Who knew, if I took this to the temp agency, if it would one day clear? Who knew if I would see any of these people again? Who knew anything? At the exit, hand on the knob of a door already opened, I turned back to them. Natalie was smiling at me, those oft hidden incisors punctuating her grin.
‘You all should come with me!’ I insisted. Mrs Hutton shook with my words, spun around and stomped to the back room, presumably to call s
ecurity.
‘Nigger, you better make a break for it,’ Cindy offered.
‘I’ve got work for the day, for you. I’ll pay you. I’ll pay you as much as you make in a week.’ They all just kept looking at me, not knowing what I was. But I saw them: people I wanted to give something to, people who could help me solve my Alex needs.

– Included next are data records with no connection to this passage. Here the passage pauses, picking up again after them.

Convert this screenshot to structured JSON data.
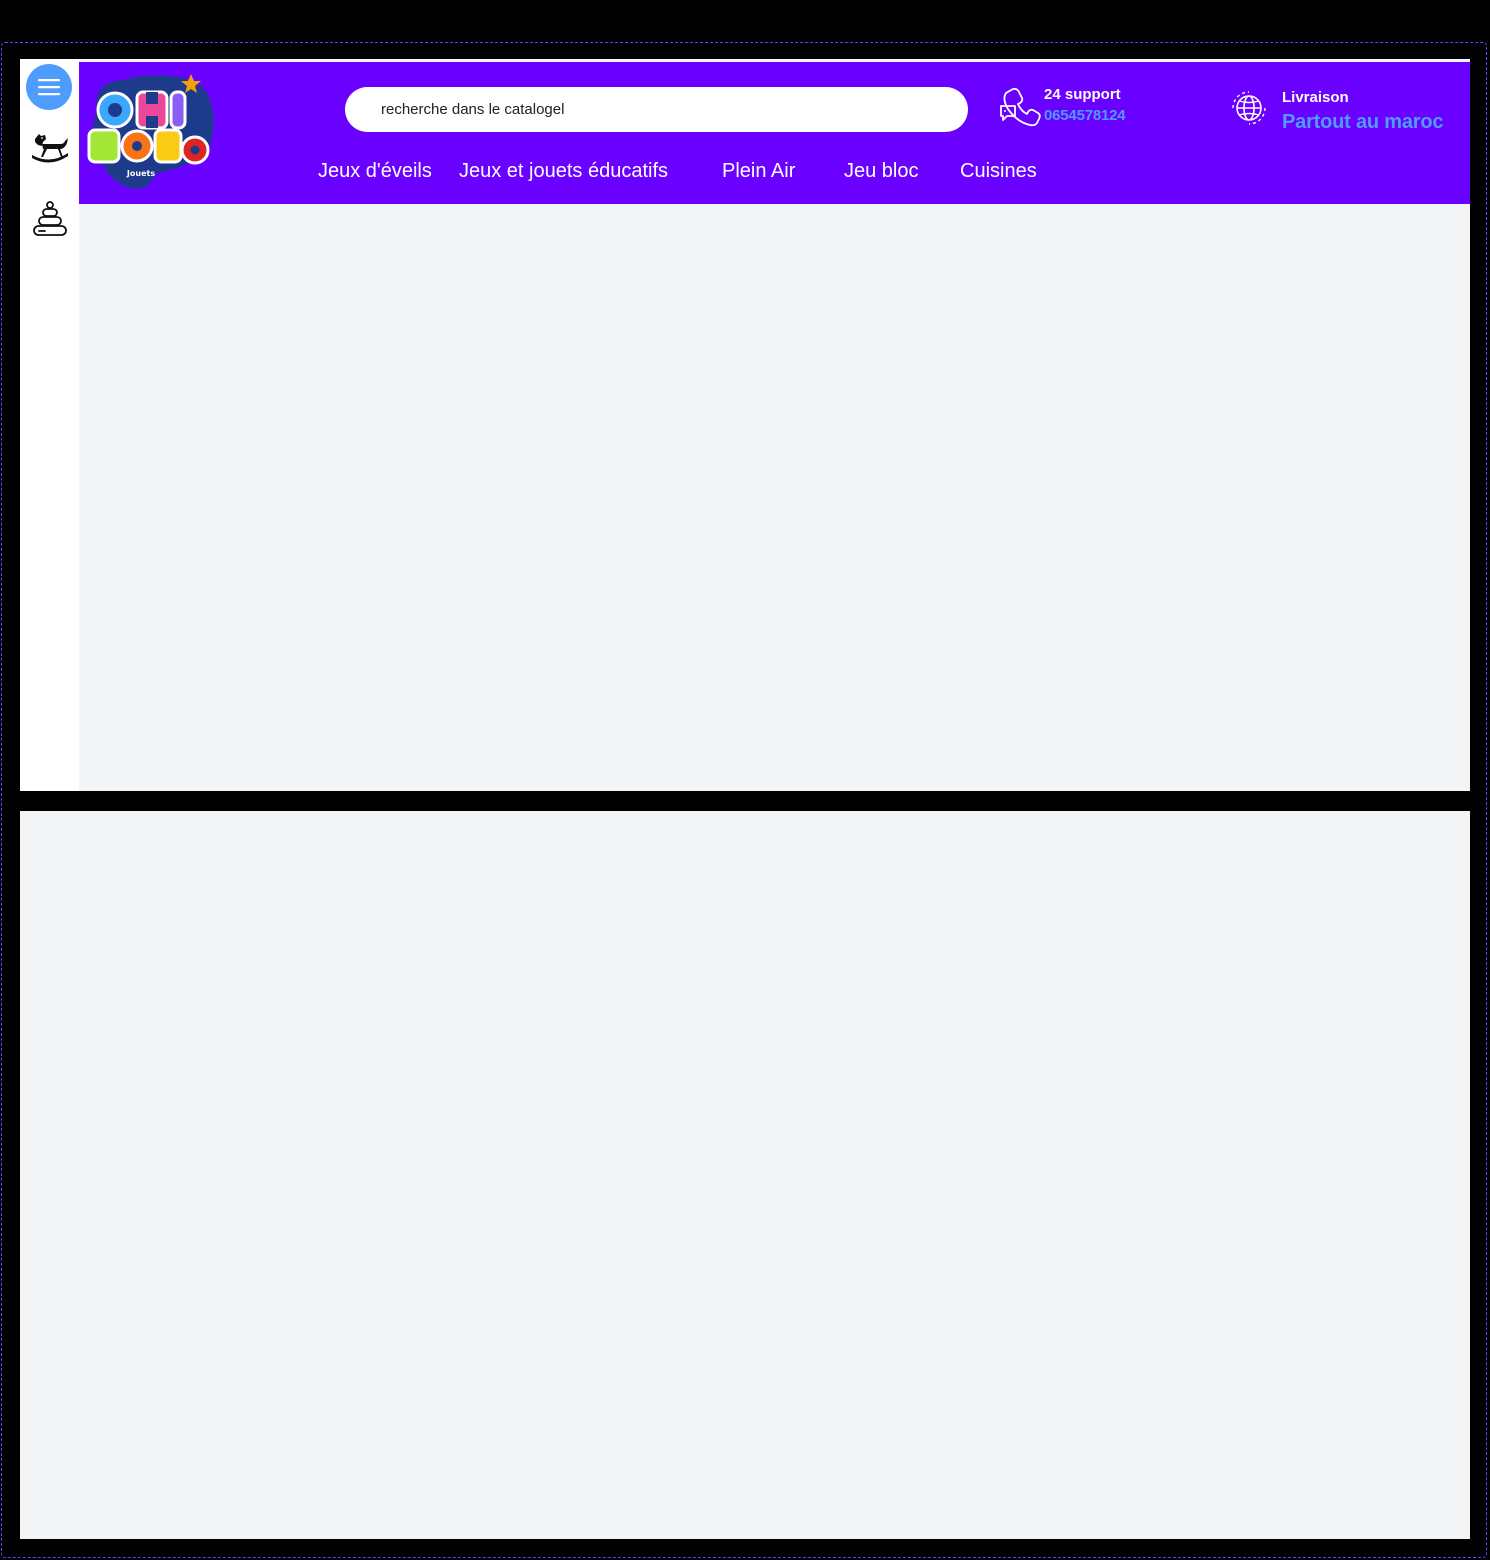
{
  "header": {
    "search": {
      "text": "recherche dans le catalogel"
    },
    "support": {
      "label": "24 support",
      "phone": "0654578124"
    },
    "delivery": {
      "label": "Livraison",
      "area": "Partout au maroc"
    },
    "nav": [
      {
        "label": "Jeux d'éveils"
      },
      {
        "label": "Jeux et jouets éducatifs"
      },
      {
        "label": "Plein Air"
      },
      {
        "label": "Jeu bloc"
      },
      {
        "label": "Cuisines"
      }
    ]
  },
  "sidebar": {
    "items": [
      {
        "icon": "hamburger-menu-icon"
      },
      {
        "icon": "rocking-horse-icon"
      },
      {
        "icon": "stacking-rings-toy-icon"
      }
    ]
  },
  "logo": {
    "alt": "Chinono Jouets"
  },
  "colors": {
    "header_bg": "#6a00ff",
    "accent_blue": "#4f9cff",
    "page_bg": "#f3f4f6",
    "sidebar_bg": "#ffffff"
  }
}
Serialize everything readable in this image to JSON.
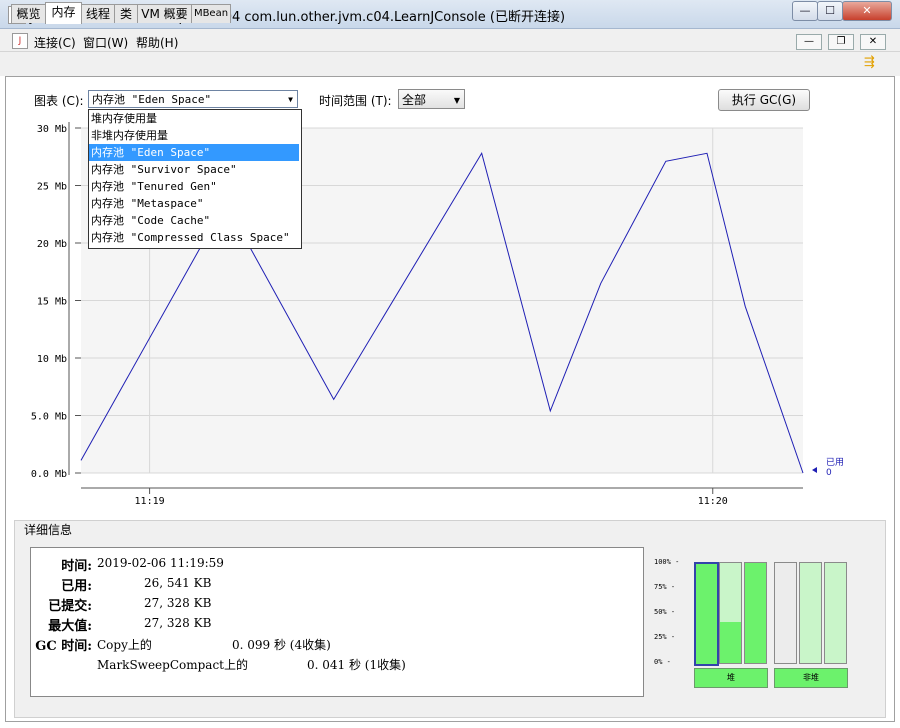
{
  "window": {
    "title": "Java 监视和管理控制台 - pid: 7504 com.lun.other.jvm.c04.LearnJConsole (已断开连接)",
    "app_icon": "java-cup-icon",
    "minimize": "—",
    "maximize": "☐",
    "close": "✕"
  },
  "menu": {
    "items": [
      "连接(C)",
      "窗口(W)",
      "帮助(H)"
    ],
    "inner_min": "—",
    "inner_restore": "❐",
    "inner_close": "✕"
  },
  "tabs": [
    "概览",
    "内存",
    "线程",
    "类",
    "VM 概要",
    "MBean"
  ],
  "active_tab": "内存",
  "controls": {
    "chart_label": "图表 (C):",
    "chart_value": "内存池 \"Eden Space\"",
    "range_label": "时间范围 (T):",
    "range_value": "全部",
    "gc_button": "执行 GC(G)"
  },
  "chart_options": [
    "堆内存使用量",
    "非堆内存使用量",
    "内存池 \"Eden Space\"",
    "内存池 \"Survivor Space\"",
    "内存池 \"Tenured Gen\"",
    "内存池 \"Metaspace\"",
    "内存池 \"Code Cache\"",
    "内存池 \"Compressed Class Space\""
  ],
  "selected_option_index": 2,
  "chart_data": {
    "type": "line",
    "ylim": [
      0,
      30
    ],
    "yticks": [
      "0.0 Mb",
      "5.0 Mb",
      "10 Mb",
      "15 Mb",
      "20 Mb",
      "25 Mb",
      "30 Mb"
    ],
    "ytick_values": [
      0,
      5,
      10,
      15,
      20,
      25,
      30
    ],
    "xticks": [
      "11:19",
      "11:20"
    ],
    "xtick_positions": [
      0.095,
      0.875
    ],
    "series": [
      {
        "name": "已用",
        "color": "#1f1fb4",
        "x": [
          0.0,
          0.2,
          0.35,
          0.555,
          0.65,
          0.72,
          0.81,
          0.867,
          0.92,
          1.0
        ],
        "y": [
          1.1,
          23.5,
          6.4,
          27.8,
          5.4,
          16.5,
          27.1,
          27.8,
          14.5,
          0.0
        ]
      }
    ],
    "legend_label": "已用",
    "legend_value": "0",
    "grid": true
  },
  "details": {
    "section_title": "详细信息",
    "time_label": "时间:",
    "time_value": "2019-02-06 11:19:59",
    "used_label": "已用:",
    "used_value": "26, 541 KB",
    "committed_label": "已提交:",
    "committed_value": "27, 328 KB",
    "max_label": "最大值:",
    "max_value": "27, 328 KB",
    "gc_label": "GC 时间:",
    "gc_rows": [
      {
        "name": "Copy上的",
        "value": "0. 099  秒 (4收集)"
      },
      {
        "name": "MarkSweepCompact上的",
        "value": "0. 041  秒 (1收集)"
      }
    ]
  },
  "gauges": {
    "yticks": [
      "100%",
      "75%",
      "50%",
      "25%",
      "0%"
    ],
    "heap": [
      {
        "name": "heap-gauge-eden",
        "fill": 1.0,
        "selected": true
      },
      {
        "name": "heap-gauge-survivor",
        "fill": 0.41,
        "selected": false
      },
      {
        "name": "heap-gauge-tenured",
        "fill": 1.0,
        "selected": false
      }
    ],
    "nonheap": [
      {
        "name": "nonheap-gauge-metaspace",
        "fill": 0.0
      },
      {
        "name": "nonheap-gauge-code-cache",
        "fill": 0.0
      },
      {
        "name": "nonheap-gauge-class-space",
        "fill": 0.0
      }
    ],
    "heap_label": "堆",
    "nonheap_label": "非堆",
    "colors": {
      "used": "#6cf26c",
      "committed": "#c9f5c9",
      "empty": "#ececec"
    }
  }
}
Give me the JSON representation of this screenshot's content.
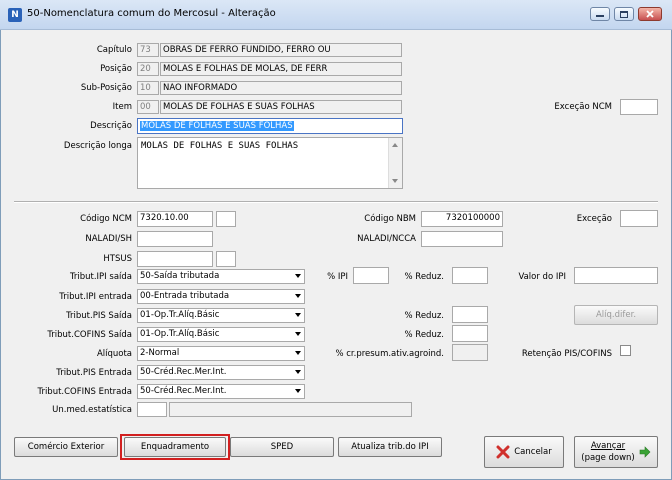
{
  "window": {
    "title": "50-Nomenclatura comum do Mercosul - Alteração",
    "app_icon": "app-logo-icon"
  },
  "labels": {
    "capitulo": "Capítulo",
    "posicao": "Posição",
    "sub_posicao": "Sub-Posição",
    "item": "Item",
    "descricao": "Descrição",
    "descricao_longa": "Descrição longa",
    "excecao_ncm": "Exceção NCM",
    "codigo_ncm": "Código NCM",
    "codigo_nbm": "Código NBM",
    "excecao": "Exceção",
    "naladi_sh": "NALADI/SH",
    "naladi_ncca": "NALADI/NCCA",
    "htsus": "HTSUS",
    "tribut_ipi_saida": "Tribut.IPI saída",
    "pct_ipi": "% IPI",
    "pct_reduz": "% Reduz.",
    "valor_ipi": "Valor do IPI",
    "tribut_ipi_entrada": "Tribut.IPI entrada",
    "tribut_pis_saida": "Tribut.PIS Saída",
    "tribut_cofins_saida": "Tribut.COFINS Saída",
    "aliquota": "Alíquota",
    "pct_cr_presum": "% cr.presum.ativ.agroind.",
    "retencao": "Retenção PIS/COFINS",
    "tribut_pis_entrada": "Tribut.PIS Entrada",
    "tribut_cofins_entrada": "Tribut.COFINS Entrada",
    "un_med": "Un.med.estatística"
  },
  "values": {
    "capitulo_code": "73",
    "capitulo_desc": "OBRAS DE FERRO FUNDIDO, FERRO OU",
    "posicao_code": "20",
    "posicao_desc": "MOLAS E FOLHAS DE MOLAS, DE FERR",
    "sub_posicao_code": "10",
    "sub_posicao_desc": "NAO INFORMADO",
    "item_code": "00",
    "item_desc": "MOLAS DE FOLHAS E SUAS FOLHAS",
    "descricao": "MOLAS DE FOLHAS E SUAS FOLHAS",
    "descricao_longa": "MOLAS DE FOLHAS E SUAS FOLHAS",
    "codigo_ncm": "7320.10.00",
    "codigo_nbm": "7320100000",
    "tribut_ipi_saida": "50-Saída tributada",
    "tribut_ipi_entrada": "00-Entrada tributada",
    "tribut_pis_saida": "01-Op.Tr.Alíq.Básic",
    "tribut_cofins_saida": "01-Op.Tr.Alíq.Básic",
    "aliquota": "2-Normal",
    "tribut_pis_entrada": "50-Créd.Rec.Mer.Int.",
    "tribut_cofins_entrada": "50-Créd.Rec.Mer.Int."
  },
  "buttons": {
    "aliq_difer": "Alíq.difer.",
    "comercio_exterior": "Comércio Exterior",
    "enquadramento": "Enquadramento",
    "sped": "SPED",
    "atualiza_trib": "Atualiza trib.do IPI",
    "cancelar": "Cancelar",
    "avancar": "Avançar",
    "avancar_hint": "(page down)"
  },
  "colors": {
    "selection": "#3399ff",
    "highlight_border": "#d22020",
    "cancel_icon": "#d0302c",
    "next_icon": "#3aa335"
  }
}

‘Come on, you’re not even getting paid! You might as well get some money to hold you over while you look for a new job. I’ll give you what you make in a week to just get up and come with me right now!’ I would give twice this just to see it happen. I reached into my pocket and held the emerald beacons up to them.
At the site of the cash, Reggie stood up so fast he nearly knocked his monitor over, but I knew Reggie and understood that this was a purely physical reaction. But then Natalie got up, too, grabbing her fake leather pocketbook and keys off the table, and I realized something was happening here. Forget Lynol, who sat in my old seat laughing at me; I could see how his stare was caught on my hand. When Cindy and Clive stood up in unison, pushing their chairs in behind them, I raised the mast of my arm higher, proudly waving my herald.
Reggie and Cindy got the billboard. Natalie was sent to get packing tape and hoagies. Clive and I were off to 43rd Street to get the wood that would allow us to hoist it up. We were to meet back up at the abandoned supermarket behind Alex’s block. Everybody knew the one.
At the lumberyard, I asked to use their phone and got the proper measurements from the printer. What I needed was not a permanent structure, nothing to be mounted on some wall to last for months of inspection. Alex just had to see it, take it in for as long as she needed to. My goal was to nail together one beam to go across its top, four more to hold it up in the air. If I had something like that, then we could tape the image’s panels together from the back, and hang it like a curtain.